Meet the Director
office: 19 Deerfield Street, 4th Floor
Carlo J. De Luca – (Biomedical Engineer) received his doctorate degree in 1972 from Queen’s University in Canada, where he began his academic career. He was appointed to the faculties of MIT and Harvard Medical School simultaneously from 1974 to 1984. He then joined Boston University, where he currently holds the titles of: Professor of Biomedical Engineering, Director of the NeuroMuscular Research Center, Research Professor of Neurology, and Professor of Electrical and Computer Engineering. He served as Dean ad interim of the College of Engineering from 1986 to 1989.

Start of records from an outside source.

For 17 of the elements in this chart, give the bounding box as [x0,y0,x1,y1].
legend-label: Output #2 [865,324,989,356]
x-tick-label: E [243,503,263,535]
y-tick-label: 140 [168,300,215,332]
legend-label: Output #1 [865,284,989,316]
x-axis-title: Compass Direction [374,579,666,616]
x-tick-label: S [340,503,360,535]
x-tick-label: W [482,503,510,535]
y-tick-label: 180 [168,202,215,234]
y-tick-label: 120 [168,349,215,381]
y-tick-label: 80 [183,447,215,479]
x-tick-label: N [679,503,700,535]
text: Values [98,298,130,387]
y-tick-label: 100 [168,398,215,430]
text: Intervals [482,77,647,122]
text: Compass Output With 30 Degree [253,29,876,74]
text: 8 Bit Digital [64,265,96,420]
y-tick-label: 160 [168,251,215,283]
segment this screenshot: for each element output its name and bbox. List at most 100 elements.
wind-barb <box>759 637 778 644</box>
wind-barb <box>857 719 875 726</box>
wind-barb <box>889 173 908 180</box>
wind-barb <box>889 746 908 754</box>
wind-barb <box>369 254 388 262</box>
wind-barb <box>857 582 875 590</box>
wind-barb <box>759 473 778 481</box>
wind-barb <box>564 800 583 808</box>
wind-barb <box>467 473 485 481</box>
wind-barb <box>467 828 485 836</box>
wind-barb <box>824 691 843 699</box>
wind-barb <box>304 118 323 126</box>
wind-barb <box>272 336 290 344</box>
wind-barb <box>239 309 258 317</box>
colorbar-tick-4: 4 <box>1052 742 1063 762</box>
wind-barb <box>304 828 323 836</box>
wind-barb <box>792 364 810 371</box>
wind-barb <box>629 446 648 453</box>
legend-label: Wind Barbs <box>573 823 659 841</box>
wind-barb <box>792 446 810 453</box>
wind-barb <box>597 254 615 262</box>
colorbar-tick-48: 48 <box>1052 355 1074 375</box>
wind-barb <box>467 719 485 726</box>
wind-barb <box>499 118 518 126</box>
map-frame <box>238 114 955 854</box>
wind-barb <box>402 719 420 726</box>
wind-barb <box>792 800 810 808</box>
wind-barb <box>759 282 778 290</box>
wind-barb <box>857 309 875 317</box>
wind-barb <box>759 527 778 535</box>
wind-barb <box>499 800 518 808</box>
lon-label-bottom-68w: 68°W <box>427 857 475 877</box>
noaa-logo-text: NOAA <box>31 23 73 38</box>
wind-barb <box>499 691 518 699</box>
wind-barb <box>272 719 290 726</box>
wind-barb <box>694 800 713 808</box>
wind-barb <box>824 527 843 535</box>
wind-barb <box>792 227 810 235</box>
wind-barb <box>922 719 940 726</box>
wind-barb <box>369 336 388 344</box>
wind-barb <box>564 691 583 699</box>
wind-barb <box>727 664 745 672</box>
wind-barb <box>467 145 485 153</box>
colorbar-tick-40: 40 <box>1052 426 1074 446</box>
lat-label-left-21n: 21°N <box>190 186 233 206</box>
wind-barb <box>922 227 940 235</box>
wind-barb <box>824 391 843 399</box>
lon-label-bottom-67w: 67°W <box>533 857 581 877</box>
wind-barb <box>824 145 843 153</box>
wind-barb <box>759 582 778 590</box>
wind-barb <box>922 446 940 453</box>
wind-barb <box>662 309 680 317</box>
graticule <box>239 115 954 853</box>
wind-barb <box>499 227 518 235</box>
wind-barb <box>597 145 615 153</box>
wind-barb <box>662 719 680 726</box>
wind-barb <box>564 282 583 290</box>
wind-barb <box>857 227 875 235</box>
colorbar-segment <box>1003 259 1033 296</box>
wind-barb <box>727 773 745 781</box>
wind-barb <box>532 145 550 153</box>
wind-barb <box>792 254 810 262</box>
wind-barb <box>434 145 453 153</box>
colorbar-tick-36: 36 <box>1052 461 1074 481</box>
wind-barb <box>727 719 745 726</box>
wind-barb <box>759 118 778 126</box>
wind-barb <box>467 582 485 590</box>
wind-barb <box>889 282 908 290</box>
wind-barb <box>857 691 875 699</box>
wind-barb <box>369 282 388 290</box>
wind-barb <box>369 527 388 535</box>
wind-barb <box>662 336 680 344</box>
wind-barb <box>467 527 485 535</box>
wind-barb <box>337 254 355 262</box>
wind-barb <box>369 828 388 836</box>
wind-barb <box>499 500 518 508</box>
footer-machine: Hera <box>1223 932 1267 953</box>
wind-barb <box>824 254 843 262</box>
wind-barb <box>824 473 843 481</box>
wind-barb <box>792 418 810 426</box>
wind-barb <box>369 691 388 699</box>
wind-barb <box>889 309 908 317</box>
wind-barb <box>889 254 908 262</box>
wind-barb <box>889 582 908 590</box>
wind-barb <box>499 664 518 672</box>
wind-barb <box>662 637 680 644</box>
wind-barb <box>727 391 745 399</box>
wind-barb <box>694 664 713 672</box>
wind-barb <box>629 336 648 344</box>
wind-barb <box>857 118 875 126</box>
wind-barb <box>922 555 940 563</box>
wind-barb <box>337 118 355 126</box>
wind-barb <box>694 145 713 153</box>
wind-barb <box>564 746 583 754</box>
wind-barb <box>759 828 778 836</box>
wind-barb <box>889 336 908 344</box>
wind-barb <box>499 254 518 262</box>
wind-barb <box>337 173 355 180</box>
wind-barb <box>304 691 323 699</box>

He is recognized for introducing engineering principles to the field of Electromyography; for introducing EMG signal decomposition technologies; for studies on the control of motoneurons during voluntary contractions; for assessment of muscle fatigue via the surface EMG signal; and for studies on the control for posture.
He trained 41 M.S. and Ph.D. students and collaborated with 40 scientists from 14 countries. His body of work includes: a book, Muscles Alive, 111 peer-reviewed articles, 20 book chapters, 17 peer-reviewed conference papers, and 15 patents. His writings have been cited over 12,000 times
He founded Delsys Inc., and continues to serve as its President and CEO. In 2006, Delsys received the Tibbetts award from the U S Small Business Technology Council for exemplary use of SBIR awards. He is the founder and President of the Neuromuscular Research Foundation, established to recognize researchers in the fields of Electromyography and Biomechanics with emphasis on Motor Control. The foundation provides an annual award, the Delsys Prize; and the Emerging Scientist Award administered by the International Society for Biomechanics.
Dr. De Luca is a member of several professional societies in which he has held various offices. He has been the subject of several biographical references including Who’s Who in the World and Who’s Who in America. He is a Founding Fellow of two Bioengineering societies (AIMBES and BMES), and a Life Fellow of the IEEE BMES. He served a term on the National Advisory Council for Biomedical Imaging and Bioengineering of NIH; and two terms as President of the Int. Soc. of Electrophysiological Physiology.
He received the 2012 Borelli Award (American Society of Biomechanics); the 2006 Tibbetts Award (Small Business Technology Council of the USA); The 1999 Isabelle and Leonard H. Goldenson Technology Award (United Cerebral Palsy Foundation); The 1989 International Volvo Award on Low Back Pain Research (Int. Society for the Study of the Lumbar Spine). He delivered the 1998 and 2000 John Basmajian Lecture (Int. Society of Electrophysiol. Kinesiology); the 1994 Stuart Reiner Memorial Lecture (American Association of Electrodiagnostic Medicine); and the 1993 Wartenweiler Memorial Lecture (Int. Society of Biomechanics).